Re:Web Server development (Score:5, Insightful)
Perl is write-only in the hands of stupid hacks. Oh wait, that's any language.
Perl 6? (Score:4, Insightful)
Okay, so let's have a roll call of those of us using Perl 6 in production.
Hands?
Anybody?
Re:Web Server development (Score:5, Insightful)
Re:I used it. Once. (Score:5, Insightful)
When the boss hands me a flat text file with 50,000 lines in some random format that needs to be parsed and loaded into the database, I dust off my Perl book and write a short application to read each line and spit out SQL. I don't need the safety of Java or the byte processing of C. I don't need to handle every possible exception that could be thrown when opening a file. I don't need a GUI. I just need to open a file, read a line of text, use some regular expressions, do some tokenizing, and spit out more text into a separate file. Perl is fantastic for that. But I don't find much other use for Perl.

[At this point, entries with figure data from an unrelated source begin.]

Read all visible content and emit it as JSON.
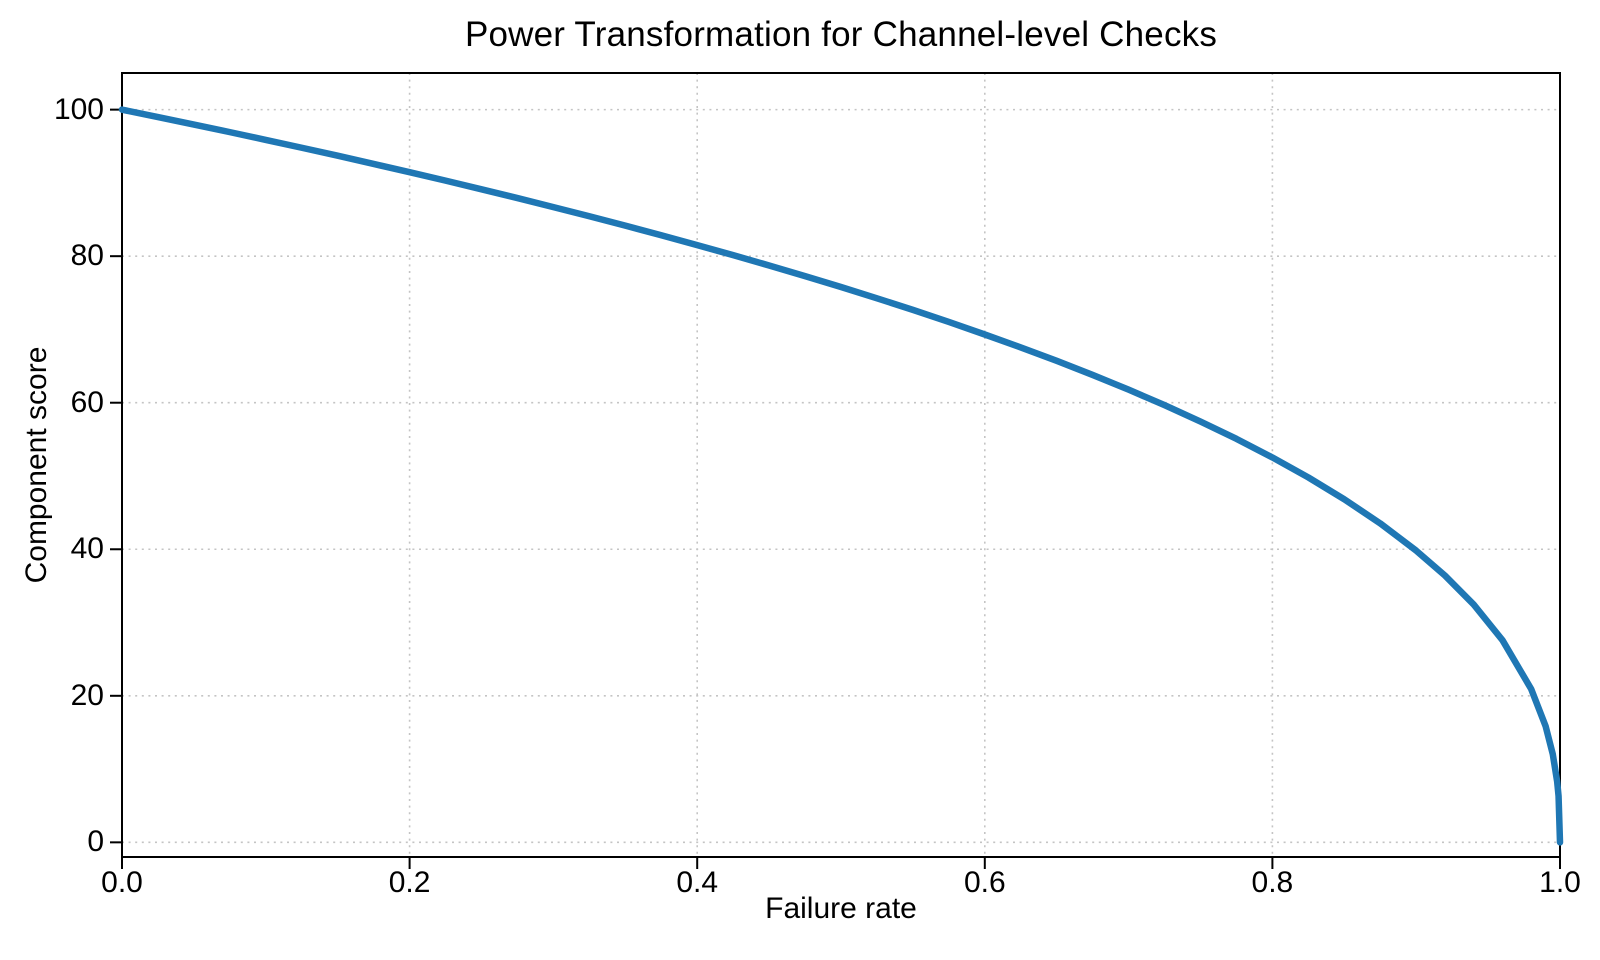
{
  "chart_data": {
    "type": "line",
    "title": "Power Transformation for Channel-level Checks",
    "xlabel": "Failure rate",
    "ylabel": "Component score",
    "xlim": [
      0.0,
      1.0
    ],
    "ylim": [
      -2,
      105
    ],
    "x_ticks": [
      0.0,
      0.2,
      0.4,
      0.6,
      0.8,
      1.0
    ],
    "x_tick_labels": [
      "0.0",
      "0.2",
      "0.4",
      "0.6",
      "0.8",
      "1.0"
    ],
    "y_ticks": [
      0,
      20,
      40,
      60,
      80,
      100
    ],
    "y_tick_labels": [
      "0",
      "20",
      "40",
      "60",
      "80",
      "100"
    ],
    "grid": true,
    "grid_style": "dotted",
    "legend": false,
    "colors": {
      "line": "#1f77b4",
      "grid": "#c4c4c4",
      "spine": "#000000",
      "text": "#000000"
    },
    "series": [
      {
        "name": "Component score vs Failure rate",
        "color": "#1f77b4",
        "line_width": 6.5,
        "points": [
          [
            0.0,
            100.0
          ],
          [
            0.025,
            98.99
          ],
          [
            0.05,
            97.97
          ],
          [
            0.075,
            96.93
          ],
          [
            0.1,
            95.87
          ],
          [
            0.125,
            94.8
          ],
          [
            0.15,
            93.71
          ],
          [
            0.175,
            92.59
          ],
          [
            0.2,
            91.46
          ],
          [
            0.225,
            90.31
          ],
          [
            0.25,
            89.13
          ],
          [
            0.275,
            87.93
          ],
          [
            0.3,
            86.7
          ],
          [
            0.325,
            85.45
          ],
          [
            0.35,
            84.17
          ],
          [
            0.375,
            82.86
          ],
          [
            0.4,
            81.51
          ],
          [
            0.425,
            80.14
          ],
          [
            0.45,
            78.73
          ],
          [
            0.475,
            77.28
          ],
          [
            0.5,
            75.79
          ],
          [
            0.525,
            74.25
          ],
          [
            0.55,
            72.67
          ],
          [
            0.575,
            71.02
          ],
          [
            0.6,
            69.31
          ],
          [
            0.625,
            67.55
          ],
          [
            0.65,
            65.72
          ],
          [
            0.675,
            63.79
          ],
          [
            0.7,
            61.78
          ],
          [
            0.725,
            59.67
          ],
          [
            0.75,
            57.43
          ],
          [
            0.775,
            55.07
          ],
          [
            0.8,
            52.53
          ],
          [
            0.825,
            49.8
          ],
          [
            0.85,
            46.82
          ],
          [
            0.875,
            43.53
          ],
          [
            0.9,
            39.81
          ],
          [
            0.92,
            36.41
          ],
          [
            0.94,
            32.45
          ],
          [
            0.96,
            27.59
          ],
          [
            0.98,
            20.91
          ],
          [
            0.99,
            15.85
          ],
          [
            0.995,
            12.01
          ],
          [
            0.998,
            8.33
          ],
          [
            0.999,
            6.31
          ],
          [
            1.0,
            0.0
          ]
        ]
      }
    ]
  }
}
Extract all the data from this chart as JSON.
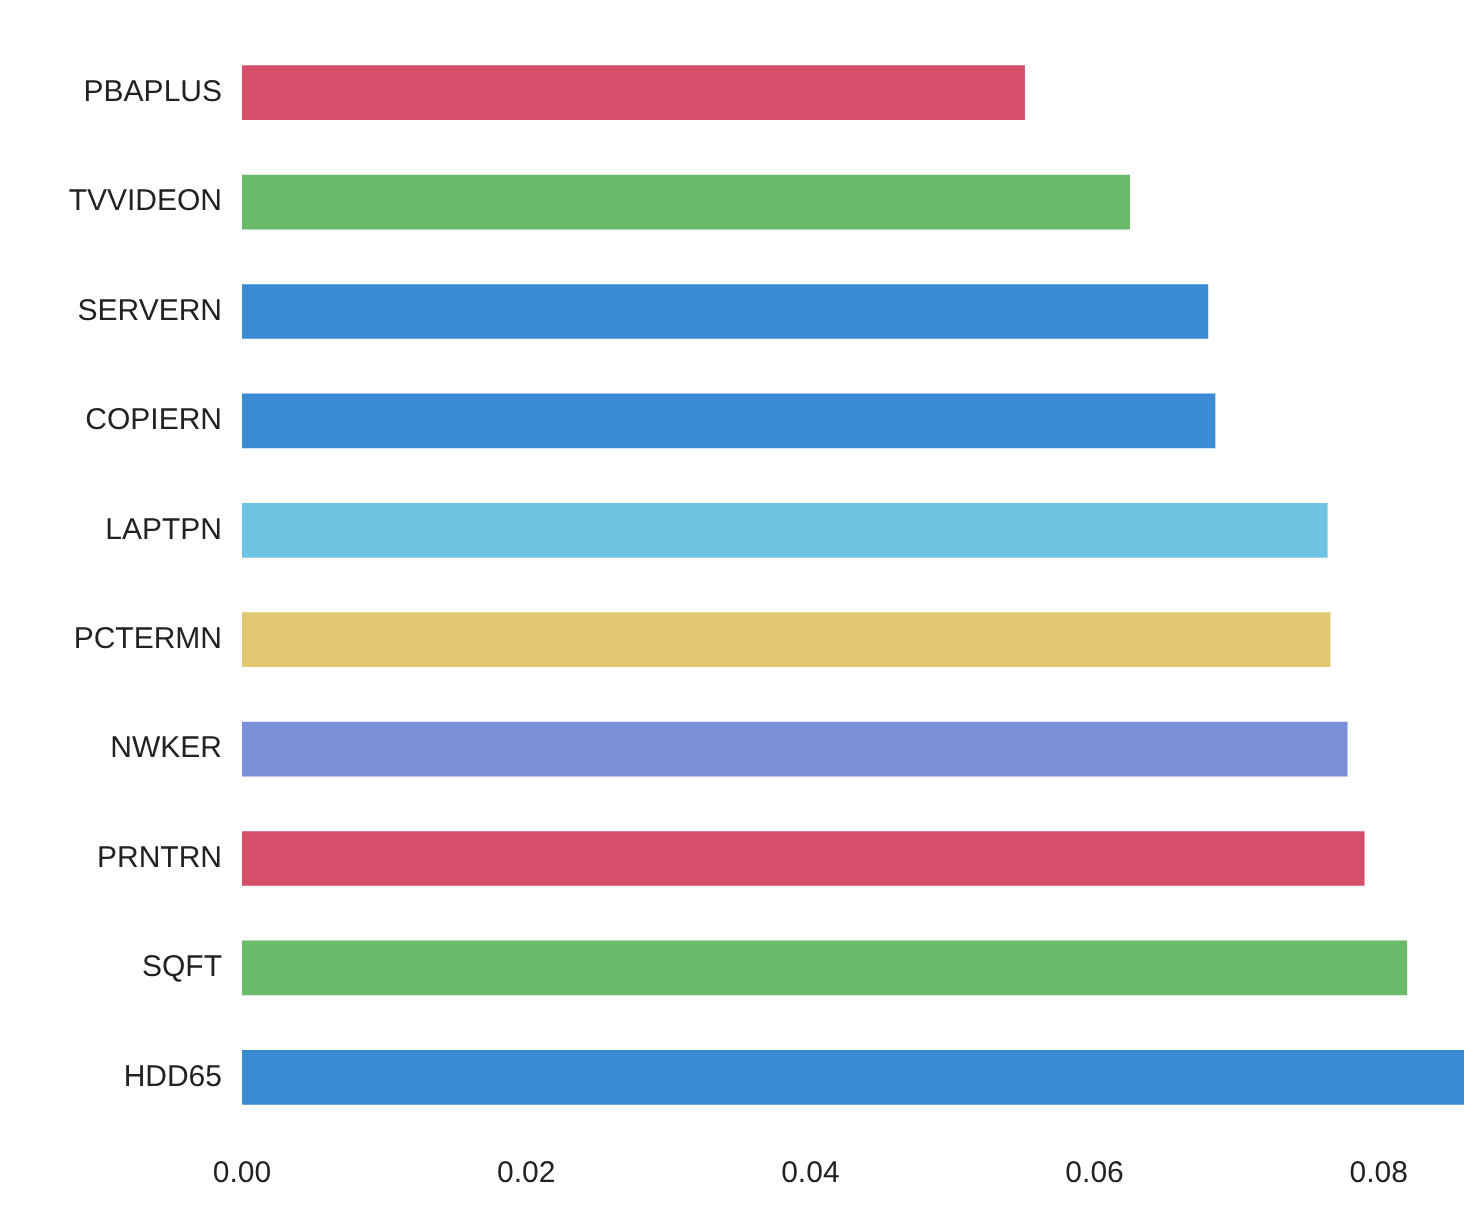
{
  "chart_data": {
    "type": "bar",
    "orientation": "horizontal",
    "categories": [
      "PBAPLUS",
      "TVVIDEON",
      "SERVERN",
      "COPIERN",
      "LAPTPN",
      "PCTERMN",
      "NWKER",
      "PRNTRN",
      "SQFT",
      "HDD65"
    ],
    "values": [
      0.0551,
      0.0625,
      0.068,
      0.0685,
      0.0764,
      0.0766,
      0.0778,
      0.079,
      0.082,
      0.086
    ],
    "colors": [
      "#d64e6a",
      "#6aba6a",
      "#3a8bd4",
      "#3a8bd4",
      "#6ec3e3",
      "#e2c872",
      "#7b8ed8",
      "#d64e6a",
      "#6aba6a",
      "#3a8bd4"
    ],
    "xlim": [
      0,
      0.086
    ],
    "xticks": [
      {
        "value": 0,
        "label": "0.00"
      },
      {
        "value": 0.02,
        "label": "0.02"
      },
      {
        "value": 0.04,
        "label": "0.04"
      },
      {
        "value": 0.06,
        "label": "0.06"
      },
      {
        "value": 0.08,
        "label": "0.08"
      }
    ],
    "grid": false,
    "legend": false
  }
}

Re:I used it. Once. (Score:5, Insightful)
And, in python: list = [1, 1, 2, 2, 3, 3, 4, 4, ] unique = set(list)
Which is more readable?
use List::MoreUtils qw(uniq);
my @words = qw(foo bar baz foo zorg baz);
my @unique_words = uniq @words;
What was that about readability?
Re:I used it. Once. (Score:4, Insightful)
What I found in using Perl was that no two Perl programmers could read each others code.
That's silly. I'm just a medium-grade Perl jockey and I read and understand other projects' code. I find bugs and submit patches.
Perl doesn't force good style on you, but if you follow the guides of Perl Best Practices and check yourslelf with Perl Critic [cpan.org] you're going to produce code that most programmers can follow.
Some people aren't comfortable with 'enough rope to hang yourself', which is fine. Others think that forced indentation is the answer to good code style (I think semantic analysis is better). There are lots of options.
Re:Advantages of Perl (Score:3, Insightful)
Programs from 1998 still run because the language has been stagnant ever since. Python breaks because it actually improves sometimes. "The main power of Perl has always been its ability to quickly adapt"...seriously? Perl 6 has been stuck in R&D hell for a dozen years now [slashdot.org]. Even the Duke Nukem Forever team is starting to feel awkward about how long it's taking.
Re:libraries first (Score:4, Insightful)
Are you using 5.16.2?
Are you using Moose/Mouse/Moo for complex data types and/or object oriented programming.?
Perl is alive and well.
If you think of 5 as being a syntax identifier, then you might be pleased to see all of the development that's gone on since Perl 4 gave way to Perl 5.
It sounds a little bit like you're complaining that Perl's development has not followed your idea of semantic version numbering.